We had just fenced in the entire farm and the idea that we were vulnerable to coyotes or marauding dogs was not even considered. In the space of just a few weeks we had lost a very large percentage of our flock. It had gotten so bad that I had to put everything else on hold and turn my attention to this one problem; this one problem would end our entire operation, I was desperate. I even went so far as to place an ad and invite hunters to the farm. Even with high tech calls and weapons no predators were found. A neighbor’s boy came out and set traps, still nothing. Except for all the mutilated sheep, there was very little evidence that there were any predators. I was not happy with the prospect of hunting and trapping because the predators are essentially dogs and I love dogs but I had to stop the carnage.
I knew that there was really only one permanent solution to my problem, dogs. I have read about and even talked to some people that believe llamas can protect sheep but suffice it to say that my experience does not bare this out. Perhaps a certain llama in a particular situation has been a deterrent but I don’t believe they are reliable livestock guardians and they present a whole other set of issues to deal with.
Life on our farm had become unpleasant. By now the weather had turned cold and wet and I was spending nights outside with lights and my riffle protecting the sheep. Of course I could not keep this up but I could not sleep either. I dreaded going out for morning chores to find some horrific scene. Nothing I tried would help for more than a few days before they would come back and attack again. We were devastated! The remaining sheep were traumatized and would not go into their shelter at night.
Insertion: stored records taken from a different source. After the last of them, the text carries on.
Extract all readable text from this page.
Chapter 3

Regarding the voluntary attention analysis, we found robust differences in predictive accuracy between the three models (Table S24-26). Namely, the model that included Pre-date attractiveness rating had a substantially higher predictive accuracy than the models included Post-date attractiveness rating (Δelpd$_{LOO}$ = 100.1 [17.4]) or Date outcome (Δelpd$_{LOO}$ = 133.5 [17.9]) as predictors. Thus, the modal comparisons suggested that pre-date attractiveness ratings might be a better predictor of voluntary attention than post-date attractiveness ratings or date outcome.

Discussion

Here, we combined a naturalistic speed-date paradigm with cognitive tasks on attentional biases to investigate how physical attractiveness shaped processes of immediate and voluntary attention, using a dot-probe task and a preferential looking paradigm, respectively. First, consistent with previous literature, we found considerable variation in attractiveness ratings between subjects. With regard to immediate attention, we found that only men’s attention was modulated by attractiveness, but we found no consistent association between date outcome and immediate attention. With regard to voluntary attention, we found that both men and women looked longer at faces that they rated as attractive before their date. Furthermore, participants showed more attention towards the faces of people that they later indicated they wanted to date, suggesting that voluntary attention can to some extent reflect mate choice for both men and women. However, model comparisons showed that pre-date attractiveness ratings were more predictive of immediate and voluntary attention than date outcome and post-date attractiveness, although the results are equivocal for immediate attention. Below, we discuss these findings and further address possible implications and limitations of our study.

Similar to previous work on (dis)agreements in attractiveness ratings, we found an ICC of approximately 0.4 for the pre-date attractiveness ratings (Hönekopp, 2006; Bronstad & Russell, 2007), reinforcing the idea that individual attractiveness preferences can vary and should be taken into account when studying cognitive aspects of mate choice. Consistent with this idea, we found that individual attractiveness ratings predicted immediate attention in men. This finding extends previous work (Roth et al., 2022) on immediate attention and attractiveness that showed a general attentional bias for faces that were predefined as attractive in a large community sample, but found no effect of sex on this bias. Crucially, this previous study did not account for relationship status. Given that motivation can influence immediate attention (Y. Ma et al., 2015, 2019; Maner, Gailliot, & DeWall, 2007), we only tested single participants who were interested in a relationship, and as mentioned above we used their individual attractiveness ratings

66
Angie helped me bury some of the dead lambs one morning but after a while I would hide them and we just didn’t talk about it.
I accepted that I would have to find the money to buy the right dogs but what was available was mostly puppies and I needed dogs that could help right now. I found one pup nearby, bought him, but that was just more work caring for him and he would be no help until summer. Every day I searched the internet for older dogs and then I found them! They were three hours away and only 8 months old but that was good enough. Two Great Pyrenees sisters living on a small goat farm and the kind lady who owned them practically gave them to me for making the trip. After a few days confined to their shelter I let the girls loose and within a few hours they had covered every acre. They quickly discovered a waterway that ran under the fence between paddocks and found their way to the other side of the farm. They bounded through the wetland, waded across the pond
and claimed the pastures for their own. They went where I did not want them to go deciding that they knew their job better than me and that no place should be off limits to them. The farm was now completely under their protection.
There have been no further signs of predators and the sheep have learned that these special K9’s are no threat to them. Lursa and B’Etor (some of you may recognize these names) have literally saved the farm and are my heroes.